Cars started honking. I started to panic. I calmly called 911 and low and behold, I got through. It happened so fast. I told them what was happening. I was panicking and feeling super embarrassed as cars honked. People had to merge to the right lane and they glared at me as they went by as if I was pulled over for a coffee break in the tunnel. I felt the heat in my face as it turned red and I imagined all the people showing up late to their 9am meetings and having to tell their boss some idiot blocked traffic in the tunnel.
What felt like years later but was actually about 47 seconds, a tow truck came in from behind me with another car that had flashing lights. The woman in a large rain suit with reflective stripes got out with a smile, came to my window, asked if I could get it in neutral and said she would use the padded bumper of her tow truck to push me out of the tunnel. She explained that when I got out of the tunnel, I would have to steer the car to the left, use the momentum from her pushing me out and then pull over. So there I was with a tow truck pushing me out of the tunnel.
“Look, Ma – no hands!”
I was frightened but this woman calmly came up to my car with a smile to help me literally get out of a jam. As I was pushed out of the tunnel, she waved and I was able to get to the side of the road safely.
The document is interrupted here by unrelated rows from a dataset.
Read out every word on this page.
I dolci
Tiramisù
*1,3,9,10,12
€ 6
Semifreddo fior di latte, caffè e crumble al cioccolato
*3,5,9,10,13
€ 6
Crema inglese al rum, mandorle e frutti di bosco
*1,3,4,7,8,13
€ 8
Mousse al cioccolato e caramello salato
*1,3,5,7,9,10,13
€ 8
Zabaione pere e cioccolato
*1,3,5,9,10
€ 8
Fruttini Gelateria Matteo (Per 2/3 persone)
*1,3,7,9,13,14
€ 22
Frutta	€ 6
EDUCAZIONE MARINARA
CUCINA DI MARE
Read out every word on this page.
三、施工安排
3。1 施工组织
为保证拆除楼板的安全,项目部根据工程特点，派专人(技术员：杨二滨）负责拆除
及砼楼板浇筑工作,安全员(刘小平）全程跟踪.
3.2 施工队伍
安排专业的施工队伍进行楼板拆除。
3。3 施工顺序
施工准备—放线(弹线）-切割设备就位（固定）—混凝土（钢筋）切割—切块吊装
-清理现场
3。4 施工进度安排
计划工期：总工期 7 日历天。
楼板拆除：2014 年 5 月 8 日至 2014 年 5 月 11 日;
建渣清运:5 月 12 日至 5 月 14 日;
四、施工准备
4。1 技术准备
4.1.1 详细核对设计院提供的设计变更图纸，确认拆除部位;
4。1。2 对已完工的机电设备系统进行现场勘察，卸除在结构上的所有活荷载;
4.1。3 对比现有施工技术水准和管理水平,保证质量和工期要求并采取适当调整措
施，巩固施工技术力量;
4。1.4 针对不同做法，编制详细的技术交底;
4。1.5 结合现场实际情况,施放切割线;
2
I called my insurance company and waited in the car for a tow truck. It started raining and me, a 39-year-old woman, sat there with tears in my eyes, scared and frustrated. I was embarrassed that I had been that person who halted rush hour New York City traffic. I was grossed out because the only place to go to the bathroom while waiting for the tow truck was in the Chevron gas station that could double as a college football port-a-potty at the end of the 4th quarter. I was sad because this was going to cost money that I was not sure I had. And I was happy that I was safe and had not been trampled by the angry drivers.
I sat there in tears for an hour and a car pulled up next to me. I looked and it was the tow truck woman. She had come back after her other towing duties to check on me to see if I was okay. She did not have to do that. She could have pushed me out of the tunnel with a smirk on her face and a roll of her eyes. She could have treated me like an inconvenience. Instead, she reassured me that these things happen all the time, that the tow truck would be there soon and offered me a bottle of water.
The tow truck driver probably doesn’t remember me, that boulder, or the fact it was raining. She likely handles these situations daily.
But I remember her. I appreciate that woman more than she will ever know. She helped make what could have been an extremely unpleasant situation into something tolerable and manageable. She reminded me that the little things matter. The way you treat a complete stranger matters. A smile or a kind word can change the course of someone else’s day.
We are all running into boulders in our lives, some literal, some metaphorical. When a complete stranger helps you move them, it makes a world of difference. Be that person for someone and let someone be that person for you. Kindness matters.